Il va sans dire que j’avais tout d’abord esquissé un geste de protestation. Puis, comme mon compagnon ne me laissait pas le loisir d’ouvrir la bouche, je pris peu à peu plaisir à ce chant nouveau. Ah ! le beau discours et que la belle nature se révélait bien sa complice indulgente ! Une bienveillance universelle baignait mon cœur et je trouvais idéal ce cavalier inattendu.

Je me rappelle encore toutes les louanges dont il me combla. Il vantait mes yeux, admirait mes cheveux pâles, mon nez si fin, l’ovale si pur de mon visage, mon cou délicat…

J’étais dans le ravissement et je ne parvenais pas à m’arracher à l’extase où me plongeait sa voix.

Il me demanda mon prénom.

— Ila.

— Comme c’est original ! et comme cela sied bien à vos yeux verts ! Auriez-vous une ascendance nordique ? Ce serait un curieux hasard. Mon arrière-grand’mère était norvégienne, et c’est pourquoi, parmi mes prénoms, je compte celui d’Olaf. Mais pour les profanes, je ne suis que René… Réné Deflet.

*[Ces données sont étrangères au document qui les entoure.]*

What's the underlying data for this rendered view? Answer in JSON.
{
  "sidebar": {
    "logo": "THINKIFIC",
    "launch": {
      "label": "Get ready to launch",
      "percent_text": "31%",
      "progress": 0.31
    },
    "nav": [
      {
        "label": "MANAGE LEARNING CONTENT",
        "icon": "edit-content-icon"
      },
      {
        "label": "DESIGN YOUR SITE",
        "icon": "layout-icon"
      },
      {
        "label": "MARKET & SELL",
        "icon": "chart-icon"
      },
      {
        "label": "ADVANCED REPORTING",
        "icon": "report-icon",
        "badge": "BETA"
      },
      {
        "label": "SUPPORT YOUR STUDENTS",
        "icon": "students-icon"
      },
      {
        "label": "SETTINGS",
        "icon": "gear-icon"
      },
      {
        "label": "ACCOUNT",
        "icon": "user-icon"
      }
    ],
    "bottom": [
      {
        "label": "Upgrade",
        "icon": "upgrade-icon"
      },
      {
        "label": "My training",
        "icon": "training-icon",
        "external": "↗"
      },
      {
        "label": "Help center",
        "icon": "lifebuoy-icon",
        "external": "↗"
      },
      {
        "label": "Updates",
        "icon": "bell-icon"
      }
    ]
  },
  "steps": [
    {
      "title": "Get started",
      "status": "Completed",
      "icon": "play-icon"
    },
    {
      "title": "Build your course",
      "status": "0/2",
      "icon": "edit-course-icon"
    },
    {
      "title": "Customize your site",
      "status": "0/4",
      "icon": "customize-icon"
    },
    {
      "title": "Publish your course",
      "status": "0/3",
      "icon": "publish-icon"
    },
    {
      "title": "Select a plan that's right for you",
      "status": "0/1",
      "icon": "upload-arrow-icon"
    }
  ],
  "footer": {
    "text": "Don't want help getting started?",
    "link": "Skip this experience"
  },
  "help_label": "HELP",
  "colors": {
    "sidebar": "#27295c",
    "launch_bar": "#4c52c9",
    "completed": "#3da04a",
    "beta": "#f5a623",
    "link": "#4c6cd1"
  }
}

L’enthousiasme me transporta. J’avais rencontré un homme charmant, qui plus est, un compatriote. Ma réserve méfiante fondit comme neige au soleil. Pouvait-on tenir un « pays » pour suspect ? Je repoussai, non sans regret, le fantôme de Gustave, et ma félicité devait se lire sur mon visage, car, quelques mètres avant notre hôtel, mon compagnon s’arrêta devant moi et s’écria :

— Que vous êtes belle !

Ce compliment à bout portant ne me choqua pas.